Todos quantos se deixarem conduzir por esta moderação, não murmurarão contra Deus em vista das adversidades do passado, nem lançarão contra ele a culpa de suas iniqüidades, como o faz o Agamenão de Homero: – eu, porém, não sou causador, e, sim, Zeus e o Destino]. Nem tampouco em desespero, como se arrebatados pelos fados, à morte se atirarão, como aquele jovem Plauto: “Instável é a sorte das coisas; a seu talante, os fados conduzem os homens; lançar-me-ei contra um rochedo, para que ali com a vida eu perca os haveres.” Nem, com o exemplo de um outro, a seus maus feitos acobertarão com o nome de Deus. Pois, assim fala Licônides, em outra comédia de Plauto: “Deus foi o impulsor; creio que os deuses o quiseram, porquanto se não o quisessem, sei que não teria acontecido.”
Antes, bem ao contrário, indagarão e aprenderão da Escritura o que agrade a Deus, para que, sob a direção do Espírito, a isso se esforcem. Ao mesmo tempo, preparados para seguir a Deus aonde quer que os chame, deveras haverão de mostrar que nada é mais útil do que o conhecimento desta doutrina, doutrina que homens
perversos invectivam, sem razão, pelo fato de que certos indivíduos, desassisadamente,
dela abusam. Com suas parvoíces, homens profanos nesciamente provocam balbúrdia, de tal sorte que, como se diz, quase misturam o céu à terra. Se o Senhor assinalou o momento de nossa morte, argumentam que não há como fugir dela, logo é debalde diligenciar-se em tomar precauções.

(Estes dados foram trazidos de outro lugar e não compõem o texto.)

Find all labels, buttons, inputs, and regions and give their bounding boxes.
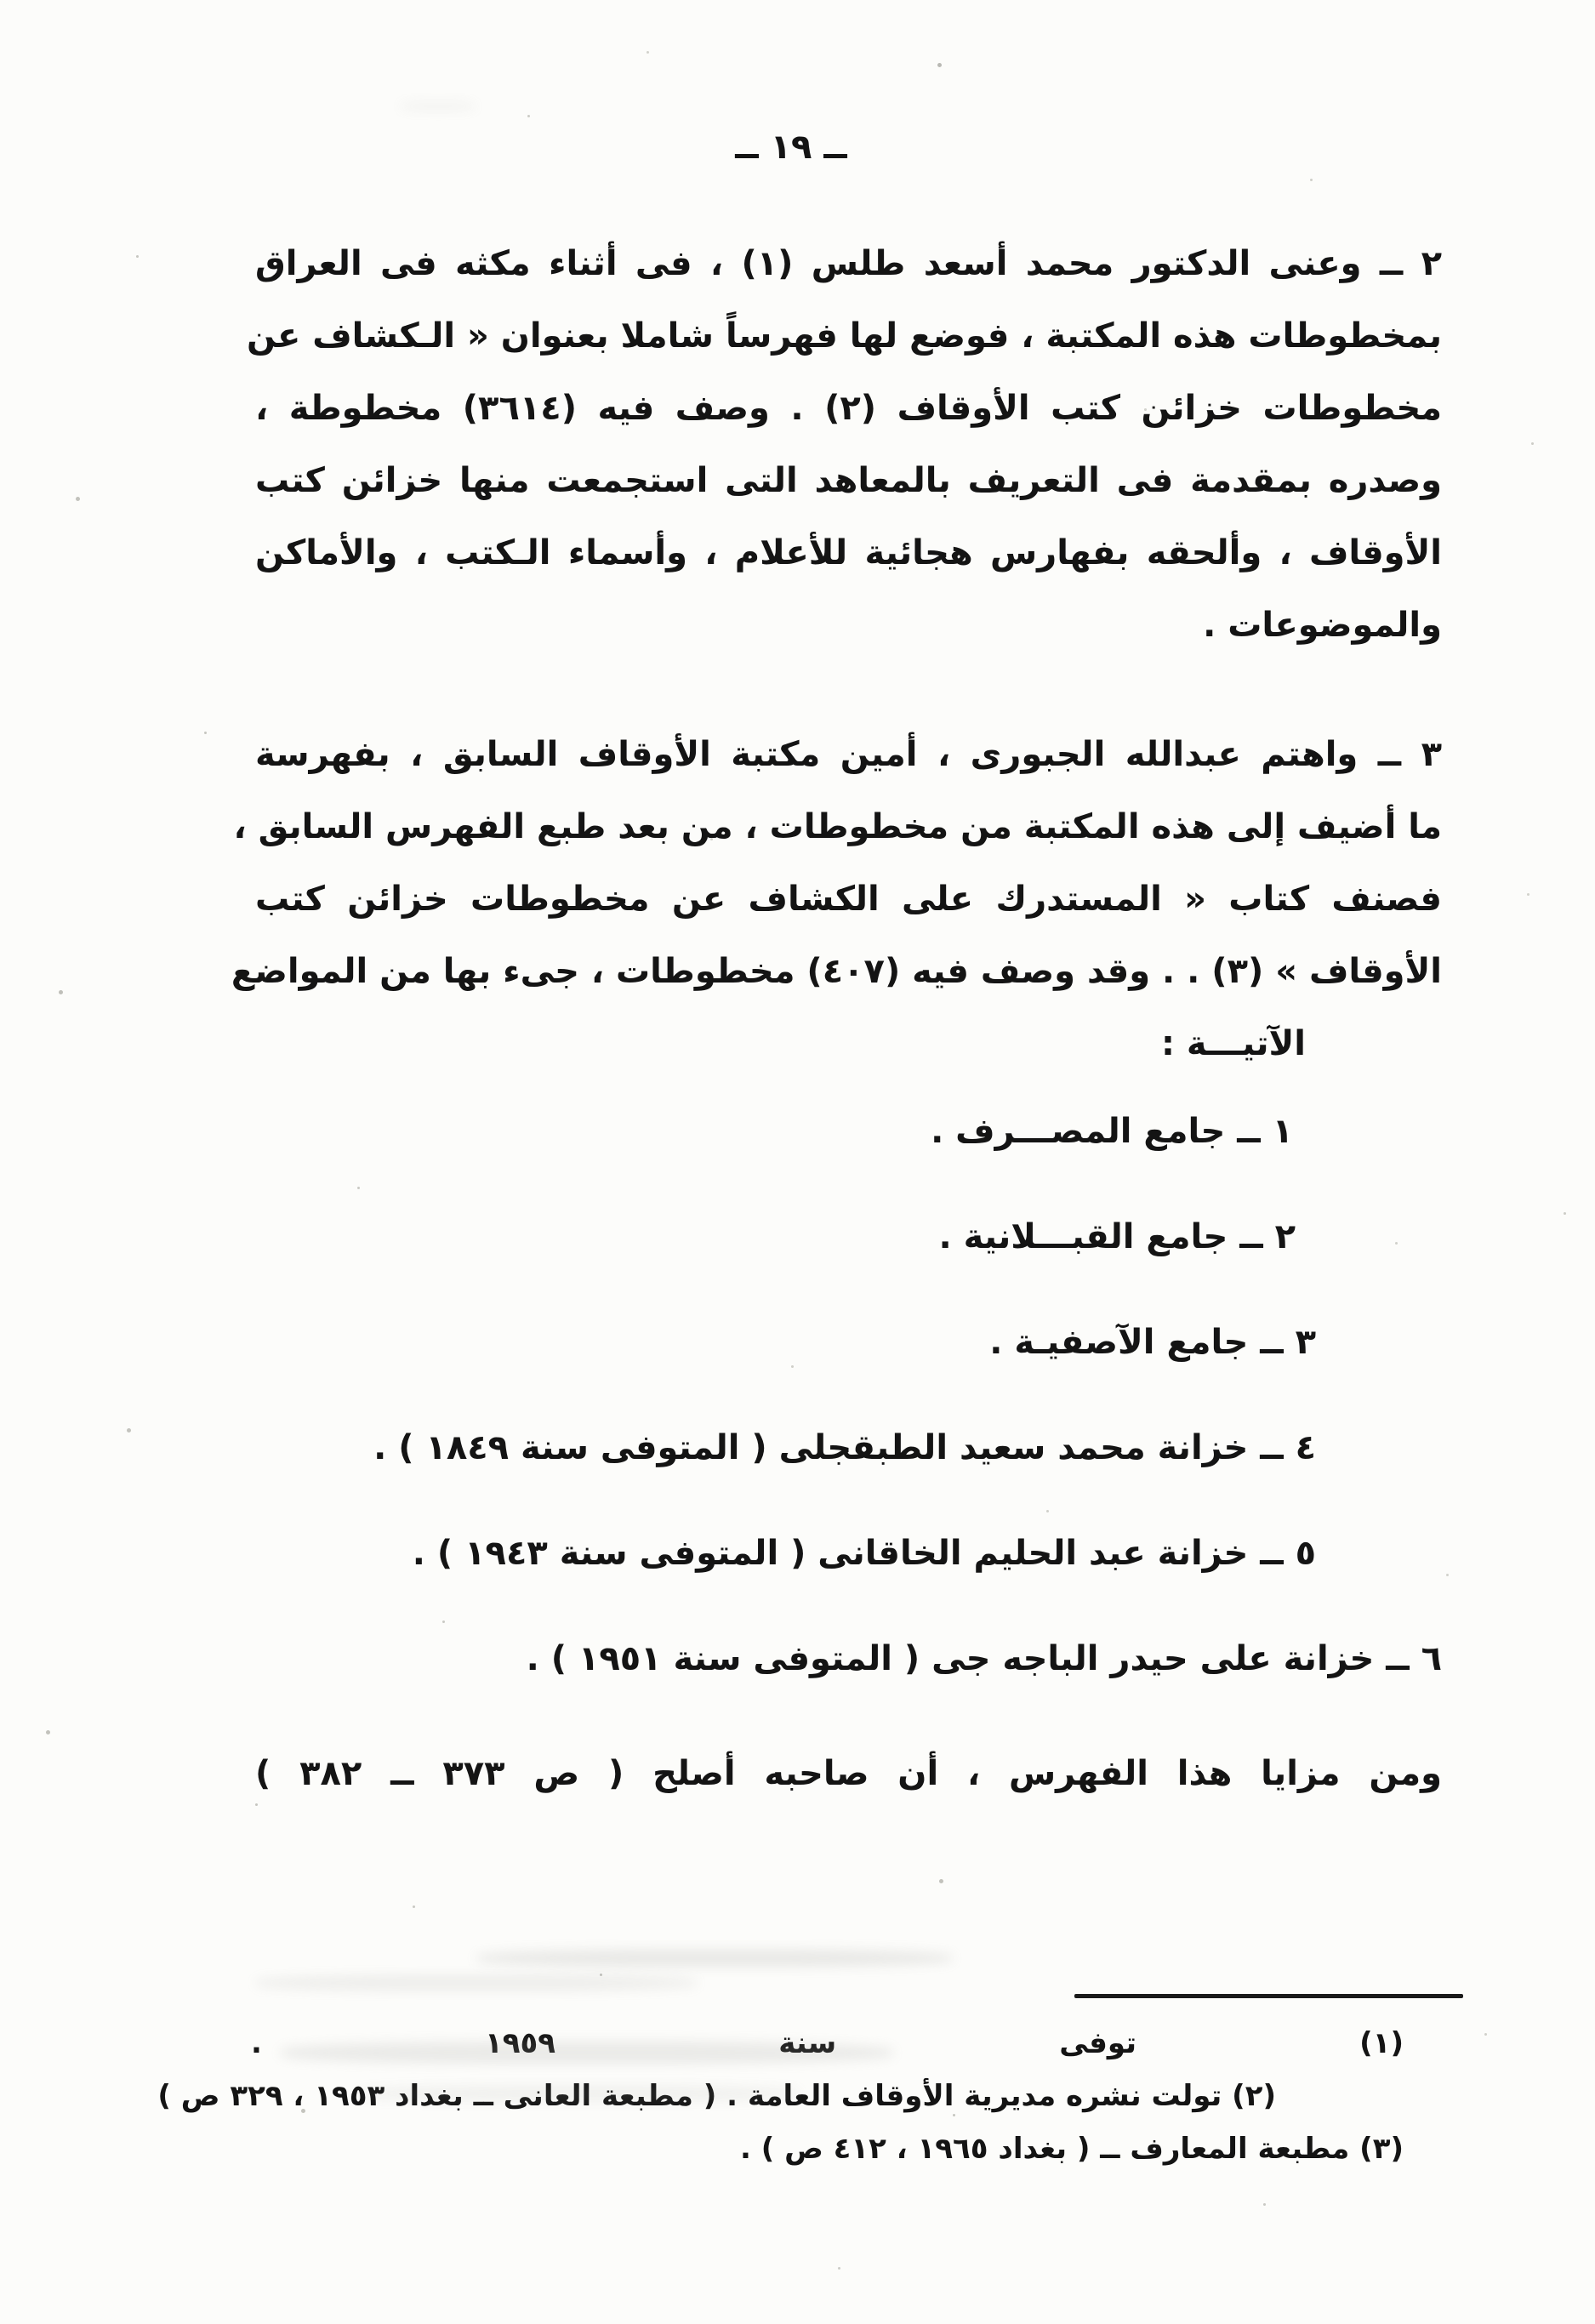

Portanto, continuam eles, um deles não ousa entregar-se a um caminho que ouve ser perigoso, para que não seja trucidado por ladrões; o outro recorre a médicos e se cansa de medicamentos, para que lhe assista a vida; o outro se abstém de alimentos mais pesados, para que não prejudique a saúde já precária; o outro se arreceia de morar em casa que ameaça ruir; todos, afinal, cogitam meios, e os forjam com grande decisão de espírito, mercê dos quais alcancem aquilo que almejam: ou são todas estas coisas remédios fúteis, que se tomam para corrigir a vontade de Deus, ou a vida e a morte, a saúde e a doença, a paz e a guerra, e outras coisas que os homens, segundo ou as apetecem, ou as abominam, tanto se esforçam, por sua diligência, seja por obtê-las, seja por evitá-las, não são determinadas por seu decreto fixo. Até mesmo concluem que haverão de ser perversas, não só totalmente supérfluas, as orações dos fiéis nas quais se pede que o Senhor proveja àquelas coisas que decretou já desde a eternidade.
Em síntese, cancelam a todas as deliberações que se tomam em relação ao porvir, como se fossem diametralmente contrárias à providência de Deus, que, sem serem eles consultados, ele decretou o que queria que viesse a acontecer. Por outro lado, de tal maneira imputam à providência de Deus quanto acontece, que não levam
em conta o homem que se sabe muito bem ter cometido tal coisa. Um cidadão íntegro mata um sicário? Então dizem que “executou o desígnio de Deus”.
Alguém furtou ou cometeu adultério? Já que fez o que fora previsto e ordenado pelo Senhor, este é ministro de sua providência. Um filho negligenciou os remédios e aguardou displicentemente a morte do genitor? Não pôde resistir a Deus, que havia assim pré-estabelecido desde a eternidade. E assim a todos os crimes chamam virtudes,
porquanto são subservientes à ordenação de Deus.